How does AlphaGo play this game? It is to strengthen learning. Our neural network can learn some features automatically from the data. So that we can make it look at the board and see how humans go, the board also shows wins and losses. In other words, we do not need to expand the entire network to showcase the win-lose approach, and you can make good simulations by expanding part of the network. This is a good break.
But this is not particularly good. Because we learn from a human perspective, we use data sets to train. Later, we ran the game randomly. After a game, AlphaGo learned how the game was going and adjusted the entire network to learn to play chess.
These networks are constantly evolving during game play. AlphaZero randomly moves chess. After a few days of training, learn to walk professional players.
So, our first version of AlphaGo defeated Fan Hui, and later the next version played against Lee Seok in South Korea and won. Then we further train the network, the entire network is three times stronger than before, won Ke Jie and other professional players. We started from scratch, accumulated a little bit of data training, and finally defeated professional chess players.
In addition, we are more interested in the game StarCraft II. This is also a very interesting and complex game, which basically builds buildings and units that compete with one another on the same map. In this game, even if it is just building a building, also need to make a lot of decisions.

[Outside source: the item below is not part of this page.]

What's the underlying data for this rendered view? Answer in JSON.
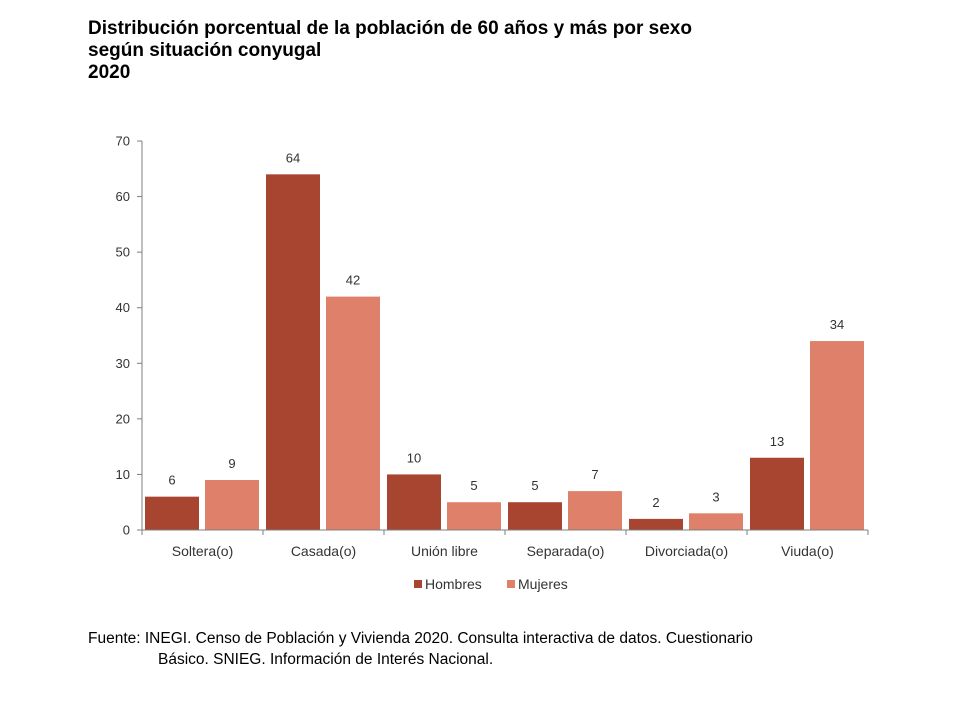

In addition, we also need to constantly collect and utilize resources, construct different buildings and expand continuously, so the whole game is very challenging.
The method we use in this game is still intensive learning. We want to mimic the way humans play this game, but even mimicking human behavior when they click the mouse and tap the keyboard can be very difficult. To this end, we have introduced a game engine.
The biggest difference from the Go mission is that Go can see the entire board, but in StarCraft II we usually can not see the entire map and we need to send a soldier out to investigate. And the game is uninterrupted. The whole game even has more than 5000 steps of operation. And for enhanced learning, in addition to the normal movement up, down, left, and right, we found it very difficult to control the movement and behavior of different objects with the mouse click interface. We have released this environment so everyone can participate. We also released a related report, which is basically an open source platform, we can test our algorithm.
We have not finished the game but have done the more important 7 operations for StarCraft II, such as selecting a unit and letting it move past. The algorithm we use can do this, and basically the same effect as human players. Other tasks, such as building buildings and collecting resources, are still harder. The algorithm we test, the performance will be better than a random environment, but still far from the professional players.
Our first version was released on the Linux platform. I may be the first person to play StarCraft games on Linux. Our enhanced learning is still very good, so we can watch the game directly from a human perspective. As we just said, we can think of the map as a 40 x 60 pixel. Starting from the pixel to judge, in fact, can help us better understand how the machine is playing the game, although the machine has no way completely like humans.